Il gioco si svolge su una semplice chat di testo (a breve potrebbero uscire delle versioni vocali) di due minuti. Il giocatore scambia brevi messaggi con un’altra parte sconosciuta e, alla fine della conversazione, deve indovinare se stava parlando con una persona reale o con un’intelligenza artificiale. C’è poi il fenomeno ChatGPT ChatGPT: un chatbot basato su intelligenza artificiale e apprendimento automatico sviluppato da OpenAI specializzato nella conversazione con un utente umano. La sigla GPT sta per Generative Pre-trained Transformer, una tecnologia nuova applicata al machine learning.

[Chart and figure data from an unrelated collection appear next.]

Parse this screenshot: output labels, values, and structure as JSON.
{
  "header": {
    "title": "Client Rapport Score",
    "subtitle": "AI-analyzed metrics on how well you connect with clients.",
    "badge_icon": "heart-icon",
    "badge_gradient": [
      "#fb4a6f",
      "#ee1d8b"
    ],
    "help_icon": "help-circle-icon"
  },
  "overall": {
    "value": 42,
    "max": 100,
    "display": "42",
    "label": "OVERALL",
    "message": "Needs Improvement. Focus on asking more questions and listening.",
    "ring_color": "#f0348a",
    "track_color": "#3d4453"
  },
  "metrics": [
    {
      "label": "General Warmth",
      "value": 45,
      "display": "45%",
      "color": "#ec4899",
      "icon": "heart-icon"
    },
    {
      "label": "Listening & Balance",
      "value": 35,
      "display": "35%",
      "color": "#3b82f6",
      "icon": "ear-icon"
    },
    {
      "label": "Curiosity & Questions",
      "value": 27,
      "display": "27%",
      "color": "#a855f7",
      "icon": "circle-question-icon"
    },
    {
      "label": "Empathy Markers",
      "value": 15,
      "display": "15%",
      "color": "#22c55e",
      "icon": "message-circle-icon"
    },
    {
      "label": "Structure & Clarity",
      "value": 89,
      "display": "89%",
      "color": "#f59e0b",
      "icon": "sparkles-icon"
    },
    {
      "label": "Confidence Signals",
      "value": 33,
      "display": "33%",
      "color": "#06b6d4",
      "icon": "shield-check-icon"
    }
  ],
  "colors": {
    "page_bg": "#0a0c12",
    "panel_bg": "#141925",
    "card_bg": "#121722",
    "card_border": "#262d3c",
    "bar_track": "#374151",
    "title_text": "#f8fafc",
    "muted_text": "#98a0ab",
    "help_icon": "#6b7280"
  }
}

L’impatto normativo ed etico

È opinione di tutti, compresi i legislatori, che prima di prendere piede in maniera massiva, l’IA vada studiata, compresa e regolamentata. Accanto, dunque, agli innumerevoli benefici, già da qualche tempo le istituzioni comunitarie ha acceso un faro su tale tecnologia, nella convinzione che l’UE debba svolgere un ruolo guida sul futuro dell’IA, orientando il dibattito pubblico sull’uso dell’intelligenza artificiale e ponendo alcune questioni etiche e giuridiche cruciali. Il precipitato di queste riflessioni è stato quello che viene chiamato “AI Act”, ovvero una proposta della Commissione guidata da Ursula von der Leyen nel 2021 e attualmente allo scrutinio del Parlamento UE (COM(2021) 206 final). I rischi, infatti, non sono da sottovalutare. I parlamentari hanno espresso viva preoccupazione per la ricerca militare e gli sviluppi tecnologici per la creazione di sistemi d’arma letali autonomi, oltre che per la minaccia alla libertà personale, riservatezza dei dati e rischio di sorveglianza di massa.

In Europa, per effetto delle nuove norme in arrivo, verosimilmente assisteremo ad un uso più ordinato dell’Intelligenza artificiale. L’11 maggio scorso, il Parlamento europeo ha dato il primo disco verde all’IA Act, approvando una serie di proposte modificative grazie alle quali verranno posti maggiori limiti alle tecnologie di riconoscimento facciale (ritenuto, come visto e a ragione, una delle maggiori minacce per la tutela dei diritti fondamentali dei cittadini), ma non soltanto. Si affaccia, anche in Europa, il divieto del riconoscimento biometrico in tempo reale nei luoghi pubblici, insieme ad un set di previsioni tese a garantire che i sistemi di AI siano supervisionati dalle persone, sicuri, trasparenti, tracciabili, non discriminatori e rispettosi dell’ambiente. Palla, adesso, alla Plenaria in programma tra il 12 e il 15 giugno, per poi dare avvio ai dialoghi con il Consiglio e la Commissione, così da chiudere la regolamentazione il prossimo anno.